Abstract

Settler colonies such as those in Australia during the nineteenth century were rife with myths. One myth in particular bears witness to a complex matrix of colonial relations, in which race and gender intersected in the definition of who could be counted as a “respectable” member of the settler population. “Neither black nor white,” the Chinese were invariably disliked by Aboriginal peoples. The present essay takes this myth of racial antagonism as the starting point for an analysis that disentangles the discursive strategies that white settlers adopted to assuage anxieties concerning their identity from the practices that Chinese migrants adopted to uphold their right to settle (in) Victoria. To do so, this essay first charts the liberal, British, imperial order that enabled the mass migration of Chinese men to Victoria, and then maps the counter discourses that were mobilized against the unbridled movement of those men.
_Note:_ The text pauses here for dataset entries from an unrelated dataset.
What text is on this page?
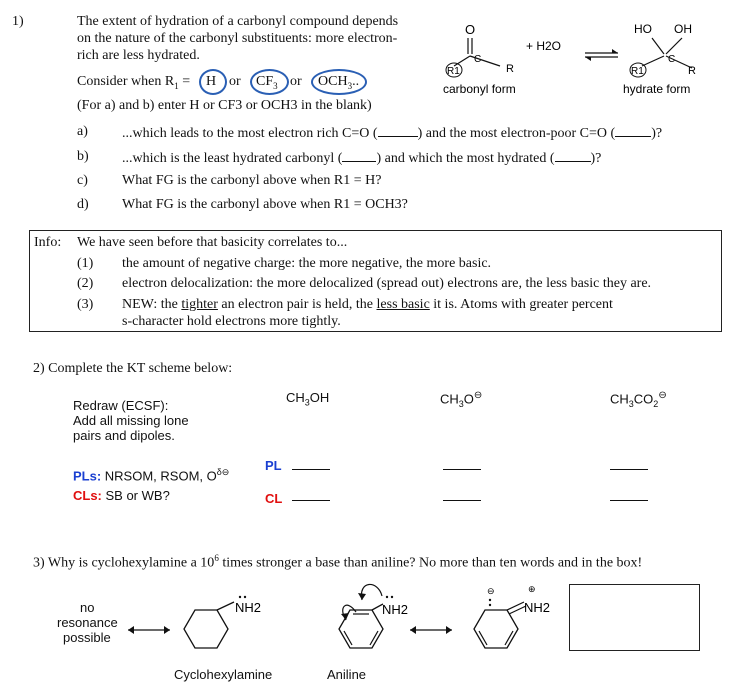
1)	The extent of hydration of a carbonyl compound depends
on the nature of the carbonyl substituents: more electron-
rich are less hydrated.
Consider when $R_1 = H$ or $CF_3$ or $OCH_3$..
(For a) and b) enter H or CF3 or OCH3 in the blank)
O
C
R1	R
carbonyl form
+ H2O
HO OH
C
R1	R
hydrate form
a) ...which leads to the most electron rich C=O (	) and the most electron-poor C=O (	)?
b) ...which is the least hydrated carbonyl ( ) and which the most hydrated (	)?
c) What FG is the carbonyl above when R1 = H?
d) What FG is the carbonyl above when R1 = OCH3?
Info: We have seen before that basicity correlates to...
(1) the amount of negative charge: the more negative, the more basic.
(2) electron delocalization: the more delocalized (spread out) electrons are, the less basic they are.
(3) NEW: the tighter an electron pair is held, the less basic it is. Atoms with greater percent
s-character hold electrons more tightly.
2) Complete the KT scheme below:
Redraw (ECSF):
Add all missing lone
pairs and dipoles.
$CH_3OH$	$CH_3O^⊖$	$CH_3CO_2^⊖$
PL
CL
PLs: NRSOM, RSOM, $O^{\delta⊖}$
CLs: SB or WB?
3) Why is cyclohexylamine a $10^6$ times stronger a base than aniline? No more than ten words and in the box!
no
resonance
possible
NH2	NH2	NH2
⊕
⊖
Cyclohexylamine	Aniline
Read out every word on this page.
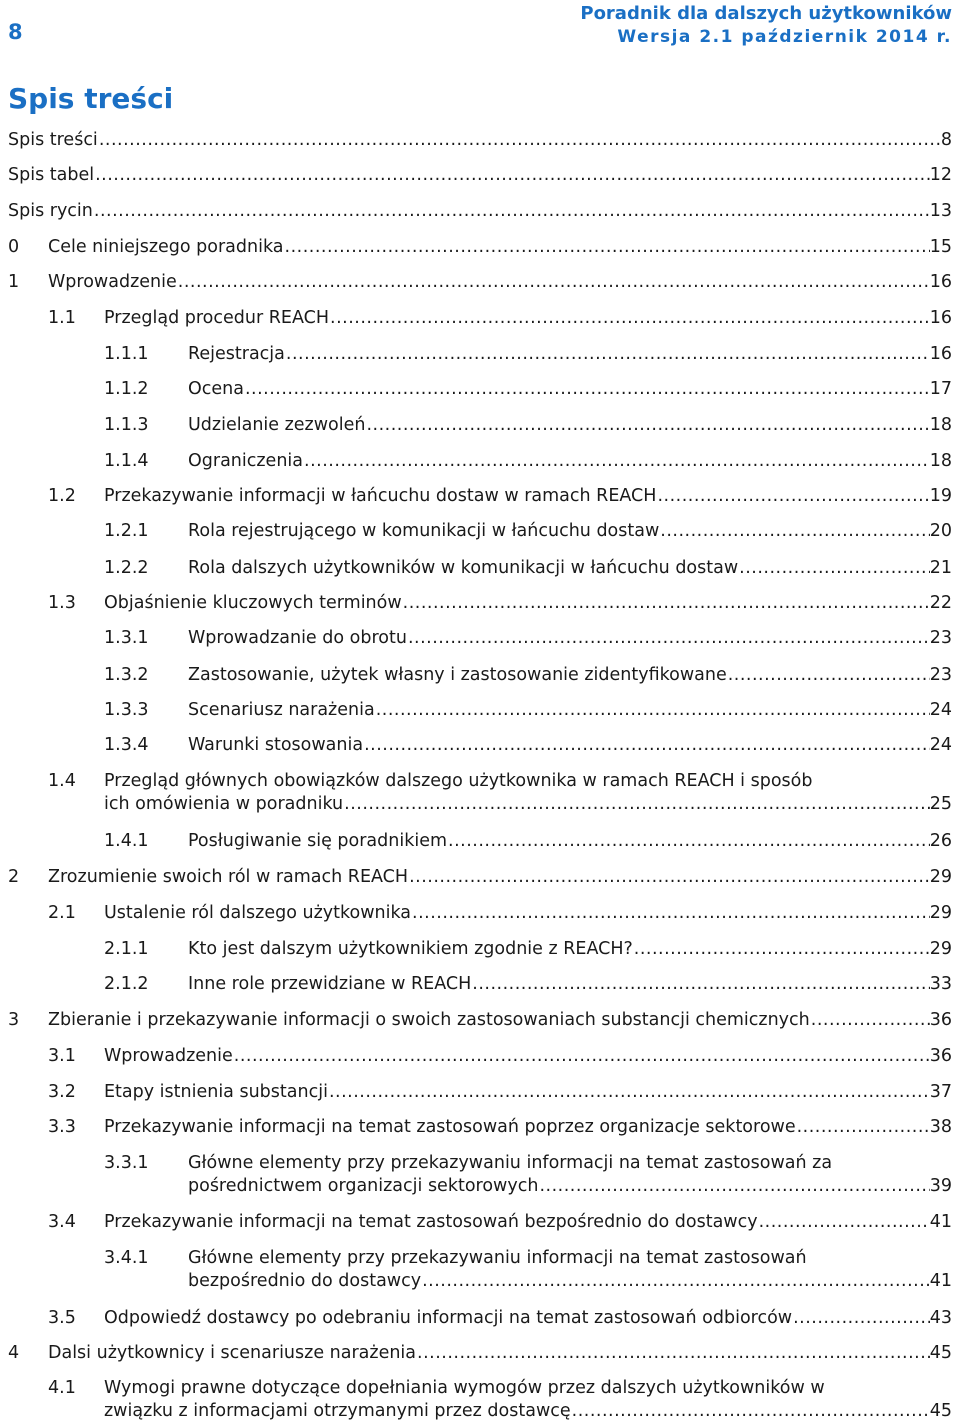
8
Poradnik dla dalszych użytkowników
Wersja 2.1 październik 2014 r.
Spis treści
Spis treści .....	8
Spis tabel .....	12
Spis rycin .....	13
0 Cele niniejszego poradnika .....	15
1 Wprowadzenie .....	16
1.1 Przegląd procedur REACH .....	16
1.1.1 Rejestracja .....	16
1.1.2 Ocena .....	17
1.1.3 Udzielanie zezwoleń .....	18
1.1.4 Ograniczenia .....	18
1.2 Przekazywanie informacji w łańcuchu dostaw w ramach REACH .....	19
1.2.1 Rola rejestrującego w komunikacji w łańcuchu dostaw .....	20
1.2.2 Rola dalszych użytkowników w komunikacji w łańcuchu dostaw .....	21
1.3 Objaśnienie kluczowych terminów .....	22
1.3.1 Wprowadzanie do obrotu .....	23
1.3.2 Zastosowanie, użytek własny i zastosowanie zidentyfikowane .....	23
1.3.3 Scenariusz narażenia .....	24
1.3.4 Warunki stosowania .....	24
1.4 Przegląd głównych obowiązków dalszego użytkownika w ramach REACH i sposób
ich omówienia w poradniku .....	25
1.4.1 Posługiwanie się poradnikiem .....	26
2 Zrozumienie swoich ról w ramach REACH .....	29
2.1 Ustalenie ról dalszego użytkownika .....	29
2.1.1 Kto jest dalszym użytkownikiem zgodnie z REACH? .....	29
2.1.2 Inne role przewidziane w REACH .....	33
3 Zbieranie i przekazywanie informacji o swoich zastosowaniach substancji chemicznych .....	36
3.1 Wprowadzenie .....	36
3.2 Etapy istnienia substancji .....	37
3.3 Przekazywanie informacji na temat zastosowań poprzez organizacje sektorowe .....	38
3.3.1 Główne elementy przy przekazywaniu informacji na temat zastosowań za
pośrednictwem organizacji sektorowych .....	39
3.4 Przekazywanie informacji na temat zastosowań bezpośrednio do dostawcy .....	41
3.4.1 Główne elementy przy przekazywaniu informacji na temat zastosowań
bezpośrednio do dostawcy .....	41
3.5 Odpowiedź dostawcy po odebraniu informacji na temat zastosowań odbiorców .....	43
4 Dalsi użytkownicy i scenariusze narażenia .....	45
4.1 Wymogi prawne dotyczące dopełniania wymogów przez dalszych użytkowników w
związku z informacjami otrzymanymi przez dostawcę .....	45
Second, it examines the measures that were taken to curtail Chinese arrivals (1854–1863) and, by using gender as heuristic, it deconstructs the concomitant myth that the Chinese were “sojourners.” Last, by approaching settler colonialism as a regime that capitalizes upon the aspirations of oppressed groups, this essay illustrates the ways in which ordinary Chinese men turned their characterization as passive recipients of violence into respectability by contraposing themselves against a third racialised and gendered population group: Irish women.